We described the design and methods of a single-center, two-arm, parallel-group, randomized controlled trial investigating the efficacy of RIC in patients with TTS after acute stroke. This is the first RCT to address important questions about the heart protection effect of RIC in this population with such rigorous methodological design. It is expected that the study findings might hopefully become part of local protocols or international guidelines, allowing patients and care providers to make informed decisions and provide comprehensive information for future study designs.

A limitation of this study is that it involves only one center and a minority of the subjects with TTS. This might influence the generalizability of the research results. Another limitation of this study is the non-blinding of the physician responsible for performing RIC. To reduce potential influence of this limitation on the outcomes, the physicians have no further role in the clinical trial and the staff responsible for data collection and analysis will be blinded.

Ethics and Dissemination

This study has been approved by the Medical Ethics Committee of Xuanwu Hospital, Capital Medical University ([2017] 072), and the study findings will be presented at international conferences and published on a peer-reviewed journal.

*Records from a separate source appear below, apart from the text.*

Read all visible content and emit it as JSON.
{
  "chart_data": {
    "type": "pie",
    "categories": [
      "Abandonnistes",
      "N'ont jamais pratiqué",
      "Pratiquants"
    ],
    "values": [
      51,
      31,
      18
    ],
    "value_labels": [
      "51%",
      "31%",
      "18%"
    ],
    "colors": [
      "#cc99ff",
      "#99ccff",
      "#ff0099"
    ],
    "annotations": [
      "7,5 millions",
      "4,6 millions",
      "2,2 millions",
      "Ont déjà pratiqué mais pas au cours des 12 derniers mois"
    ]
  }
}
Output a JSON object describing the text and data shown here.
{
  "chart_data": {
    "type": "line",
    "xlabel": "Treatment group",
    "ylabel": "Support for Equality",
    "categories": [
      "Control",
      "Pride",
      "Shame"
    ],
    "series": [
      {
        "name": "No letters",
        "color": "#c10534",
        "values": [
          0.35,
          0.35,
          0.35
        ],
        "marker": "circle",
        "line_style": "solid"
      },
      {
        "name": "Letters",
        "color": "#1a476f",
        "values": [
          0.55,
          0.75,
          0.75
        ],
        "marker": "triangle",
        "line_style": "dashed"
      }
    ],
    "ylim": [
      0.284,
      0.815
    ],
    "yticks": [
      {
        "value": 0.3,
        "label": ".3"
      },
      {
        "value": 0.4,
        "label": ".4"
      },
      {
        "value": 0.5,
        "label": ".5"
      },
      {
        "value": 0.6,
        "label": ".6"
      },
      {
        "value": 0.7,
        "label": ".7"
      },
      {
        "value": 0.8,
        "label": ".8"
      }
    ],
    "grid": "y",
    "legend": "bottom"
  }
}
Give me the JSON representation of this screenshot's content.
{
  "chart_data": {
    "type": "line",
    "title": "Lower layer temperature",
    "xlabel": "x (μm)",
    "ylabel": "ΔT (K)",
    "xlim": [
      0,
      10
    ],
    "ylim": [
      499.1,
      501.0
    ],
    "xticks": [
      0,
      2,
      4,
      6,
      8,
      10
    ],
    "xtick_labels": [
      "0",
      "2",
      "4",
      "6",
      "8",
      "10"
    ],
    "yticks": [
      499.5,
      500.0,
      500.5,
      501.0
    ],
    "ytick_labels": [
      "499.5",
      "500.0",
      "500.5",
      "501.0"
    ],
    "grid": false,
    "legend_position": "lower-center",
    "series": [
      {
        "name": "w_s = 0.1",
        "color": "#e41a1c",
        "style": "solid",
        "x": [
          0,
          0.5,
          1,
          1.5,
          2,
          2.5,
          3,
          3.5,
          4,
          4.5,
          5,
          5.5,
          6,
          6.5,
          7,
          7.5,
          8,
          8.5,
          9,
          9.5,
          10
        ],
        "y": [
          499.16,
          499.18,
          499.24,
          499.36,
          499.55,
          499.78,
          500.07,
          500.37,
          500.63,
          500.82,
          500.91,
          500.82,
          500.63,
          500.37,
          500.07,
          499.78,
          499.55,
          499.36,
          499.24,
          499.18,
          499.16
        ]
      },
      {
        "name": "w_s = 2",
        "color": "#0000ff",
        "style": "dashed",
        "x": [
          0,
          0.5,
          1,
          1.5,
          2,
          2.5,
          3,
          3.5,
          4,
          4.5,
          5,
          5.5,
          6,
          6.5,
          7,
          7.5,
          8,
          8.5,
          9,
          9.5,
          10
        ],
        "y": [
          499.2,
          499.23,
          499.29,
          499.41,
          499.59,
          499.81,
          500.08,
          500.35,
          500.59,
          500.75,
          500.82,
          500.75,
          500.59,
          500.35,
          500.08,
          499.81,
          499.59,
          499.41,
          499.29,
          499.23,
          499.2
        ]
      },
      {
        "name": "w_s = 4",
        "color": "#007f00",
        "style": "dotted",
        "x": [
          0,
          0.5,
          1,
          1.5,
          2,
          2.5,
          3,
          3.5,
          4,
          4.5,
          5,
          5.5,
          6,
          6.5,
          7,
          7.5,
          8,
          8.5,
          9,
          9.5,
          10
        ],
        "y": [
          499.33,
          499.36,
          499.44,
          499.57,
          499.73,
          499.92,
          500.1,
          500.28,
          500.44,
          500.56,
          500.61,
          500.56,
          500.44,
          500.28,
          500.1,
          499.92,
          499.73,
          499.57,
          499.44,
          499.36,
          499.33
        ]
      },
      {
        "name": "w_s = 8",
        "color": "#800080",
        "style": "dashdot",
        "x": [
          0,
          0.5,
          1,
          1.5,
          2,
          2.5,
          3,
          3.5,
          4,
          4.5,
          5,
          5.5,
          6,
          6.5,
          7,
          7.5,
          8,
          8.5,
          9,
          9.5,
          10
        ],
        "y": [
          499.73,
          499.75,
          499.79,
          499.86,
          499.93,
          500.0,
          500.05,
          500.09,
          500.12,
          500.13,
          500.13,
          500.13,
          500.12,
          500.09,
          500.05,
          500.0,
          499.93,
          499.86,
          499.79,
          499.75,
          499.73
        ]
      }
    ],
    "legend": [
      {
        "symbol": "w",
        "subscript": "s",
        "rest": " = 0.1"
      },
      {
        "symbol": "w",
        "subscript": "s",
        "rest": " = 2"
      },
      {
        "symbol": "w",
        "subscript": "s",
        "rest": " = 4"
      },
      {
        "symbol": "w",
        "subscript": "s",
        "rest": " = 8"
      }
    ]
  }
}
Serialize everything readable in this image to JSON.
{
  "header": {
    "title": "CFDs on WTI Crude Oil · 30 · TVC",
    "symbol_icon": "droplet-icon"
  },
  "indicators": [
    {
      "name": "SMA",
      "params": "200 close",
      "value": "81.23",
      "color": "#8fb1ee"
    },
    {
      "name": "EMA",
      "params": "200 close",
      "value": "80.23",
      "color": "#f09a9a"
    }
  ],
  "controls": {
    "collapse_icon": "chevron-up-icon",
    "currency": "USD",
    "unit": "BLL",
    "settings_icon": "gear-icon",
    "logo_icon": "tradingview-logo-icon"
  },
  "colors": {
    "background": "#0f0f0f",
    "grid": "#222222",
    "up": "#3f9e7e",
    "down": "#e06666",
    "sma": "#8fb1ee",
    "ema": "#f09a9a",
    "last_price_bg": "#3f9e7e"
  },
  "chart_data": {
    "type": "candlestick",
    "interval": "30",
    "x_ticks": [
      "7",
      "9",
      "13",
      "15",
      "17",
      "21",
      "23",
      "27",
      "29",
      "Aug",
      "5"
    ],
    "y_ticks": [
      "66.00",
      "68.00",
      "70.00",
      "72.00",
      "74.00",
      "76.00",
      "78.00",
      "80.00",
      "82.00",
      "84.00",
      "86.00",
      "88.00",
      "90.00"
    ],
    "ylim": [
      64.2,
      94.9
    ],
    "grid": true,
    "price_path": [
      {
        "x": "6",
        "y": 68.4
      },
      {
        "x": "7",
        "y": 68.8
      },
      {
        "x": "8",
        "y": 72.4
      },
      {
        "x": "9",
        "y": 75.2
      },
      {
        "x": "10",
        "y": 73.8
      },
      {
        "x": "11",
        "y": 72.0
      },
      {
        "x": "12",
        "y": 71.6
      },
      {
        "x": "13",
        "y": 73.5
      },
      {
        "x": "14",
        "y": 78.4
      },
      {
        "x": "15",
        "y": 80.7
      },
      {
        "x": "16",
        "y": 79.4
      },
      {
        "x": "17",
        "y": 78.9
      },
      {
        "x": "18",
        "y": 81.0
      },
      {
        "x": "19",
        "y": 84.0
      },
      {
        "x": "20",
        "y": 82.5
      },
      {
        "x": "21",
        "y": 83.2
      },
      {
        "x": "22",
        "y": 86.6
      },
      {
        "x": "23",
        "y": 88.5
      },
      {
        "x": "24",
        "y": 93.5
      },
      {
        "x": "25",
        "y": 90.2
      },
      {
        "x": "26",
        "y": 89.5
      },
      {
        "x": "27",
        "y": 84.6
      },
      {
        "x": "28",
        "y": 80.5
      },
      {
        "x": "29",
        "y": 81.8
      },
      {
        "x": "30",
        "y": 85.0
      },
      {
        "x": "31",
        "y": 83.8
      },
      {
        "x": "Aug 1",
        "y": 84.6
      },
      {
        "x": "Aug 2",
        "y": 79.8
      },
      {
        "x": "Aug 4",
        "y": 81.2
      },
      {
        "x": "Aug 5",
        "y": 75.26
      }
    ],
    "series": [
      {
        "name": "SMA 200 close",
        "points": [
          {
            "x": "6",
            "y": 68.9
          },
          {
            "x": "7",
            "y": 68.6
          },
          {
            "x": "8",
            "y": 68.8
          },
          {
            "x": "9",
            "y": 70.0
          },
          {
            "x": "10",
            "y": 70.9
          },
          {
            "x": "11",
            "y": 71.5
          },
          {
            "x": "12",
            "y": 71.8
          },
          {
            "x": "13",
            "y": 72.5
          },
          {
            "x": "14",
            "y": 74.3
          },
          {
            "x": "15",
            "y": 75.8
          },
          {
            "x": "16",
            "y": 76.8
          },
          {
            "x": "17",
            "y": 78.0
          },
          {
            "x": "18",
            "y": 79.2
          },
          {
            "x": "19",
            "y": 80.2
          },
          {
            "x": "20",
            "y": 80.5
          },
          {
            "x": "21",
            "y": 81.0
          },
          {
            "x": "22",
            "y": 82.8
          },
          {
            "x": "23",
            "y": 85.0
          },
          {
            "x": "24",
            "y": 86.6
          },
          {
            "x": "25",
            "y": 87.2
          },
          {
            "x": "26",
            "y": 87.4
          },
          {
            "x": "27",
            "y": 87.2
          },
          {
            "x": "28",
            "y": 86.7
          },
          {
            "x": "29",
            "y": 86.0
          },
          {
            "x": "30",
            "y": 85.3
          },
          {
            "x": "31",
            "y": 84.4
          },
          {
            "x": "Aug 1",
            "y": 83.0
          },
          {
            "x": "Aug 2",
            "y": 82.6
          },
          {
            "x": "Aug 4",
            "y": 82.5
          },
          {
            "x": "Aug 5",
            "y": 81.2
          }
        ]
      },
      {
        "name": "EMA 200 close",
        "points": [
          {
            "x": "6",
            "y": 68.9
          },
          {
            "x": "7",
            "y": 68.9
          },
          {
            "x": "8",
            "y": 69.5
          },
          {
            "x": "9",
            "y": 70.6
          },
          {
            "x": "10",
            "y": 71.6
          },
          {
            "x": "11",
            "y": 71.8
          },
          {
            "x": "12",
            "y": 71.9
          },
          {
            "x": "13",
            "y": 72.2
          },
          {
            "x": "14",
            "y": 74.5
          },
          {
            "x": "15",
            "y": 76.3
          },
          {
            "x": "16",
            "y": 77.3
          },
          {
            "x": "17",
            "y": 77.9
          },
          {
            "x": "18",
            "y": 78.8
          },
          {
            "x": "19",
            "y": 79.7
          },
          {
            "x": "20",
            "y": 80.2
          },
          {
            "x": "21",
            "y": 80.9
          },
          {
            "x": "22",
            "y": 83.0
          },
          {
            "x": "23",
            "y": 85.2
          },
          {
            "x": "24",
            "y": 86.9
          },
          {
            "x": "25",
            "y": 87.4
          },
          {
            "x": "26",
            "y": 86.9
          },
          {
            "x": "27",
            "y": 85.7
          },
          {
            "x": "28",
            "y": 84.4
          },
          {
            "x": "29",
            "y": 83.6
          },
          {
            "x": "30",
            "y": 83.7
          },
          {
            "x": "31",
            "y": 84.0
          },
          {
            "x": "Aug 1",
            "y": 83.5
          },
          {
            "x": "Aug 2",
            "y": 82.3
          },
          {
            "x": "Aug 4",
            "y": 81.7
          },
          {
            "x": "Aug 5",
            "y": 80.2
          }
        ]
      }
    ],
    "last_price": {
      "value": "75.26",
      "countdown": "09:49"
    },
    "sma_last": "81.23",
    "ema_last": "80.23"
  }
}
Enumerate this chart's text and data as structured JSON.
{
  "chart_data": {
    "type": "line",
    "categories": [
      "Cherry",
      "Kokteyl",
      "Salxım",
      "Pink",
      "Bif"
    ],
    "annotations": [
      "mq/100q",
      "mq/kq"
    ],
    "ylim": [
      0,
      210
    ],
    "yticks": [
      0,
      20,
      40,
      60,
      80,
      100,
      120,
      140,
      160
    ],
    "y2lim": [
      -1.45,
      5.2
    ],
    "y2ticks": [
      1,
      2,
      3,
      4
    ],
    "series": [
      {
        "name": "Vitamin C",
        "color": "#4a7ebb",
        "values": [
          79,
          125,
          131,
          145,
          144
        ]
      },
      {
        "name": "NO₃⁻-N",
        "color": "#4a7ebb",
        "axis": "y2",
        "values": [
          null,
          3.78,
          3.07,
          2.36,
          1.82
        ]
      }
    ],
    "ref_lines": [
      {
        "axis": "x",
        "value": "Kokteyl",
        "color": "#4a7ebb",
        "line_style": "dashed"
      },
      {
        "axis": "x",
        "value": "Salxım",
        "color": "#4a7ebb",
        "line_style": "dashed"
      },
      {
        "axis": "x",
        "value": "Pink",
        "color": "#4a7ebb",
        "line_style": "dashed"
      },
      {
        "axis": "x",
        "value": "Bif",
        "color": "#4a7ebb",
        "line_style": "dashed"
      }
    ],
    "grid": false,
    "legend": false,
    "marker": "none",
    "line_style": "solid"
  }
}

Safety considerations will be addressed as previously described.

Ethics Statement

This study protocol has confirmed with the declaration of Helsinki and has been reviewed and approved by the Medical Ethics Committee of Xuanwu Hospital, Capital Medical University ([2017] 072). All patients and/or their proxies will be asked to sign a written informed consent form.

Author Contributions

YX was the principal investigator, has initiated the study, and applied for funding. TW was the study coordinator and has been involved in the study design and drafted this manuscript. NW, MQ, WC, and XQ have been involved in the conception and study design. MQ has made important statistical contributions. All authors provided feedback on drafts of this paper and read and approved the final manuscript.

Dissemination Policy

The researchers of this study have the intention to disseminate the results of the trial as widely as possible. Firstly, the trial has been registered on international clinical trial register database (registration number: ChiCTR1800018290, http://www.chictr.org.cn/showproj.aspx?proj=30637). Secondly, this study protocol will be published on a peer-reviewed journal. Finally, the findings will be presented at international meetings and disseminated to patients through peer-reviewed publications and newsletters. The identity of the patients will not be disclosed in any of these publication forms. The researchers of this study will attempt to publish the study results as soon as possible.

Conflict of Interest

The authors declare that the research was conducted in the absence of any commercial or financial relationships that could be construed as a potential conflict of interest.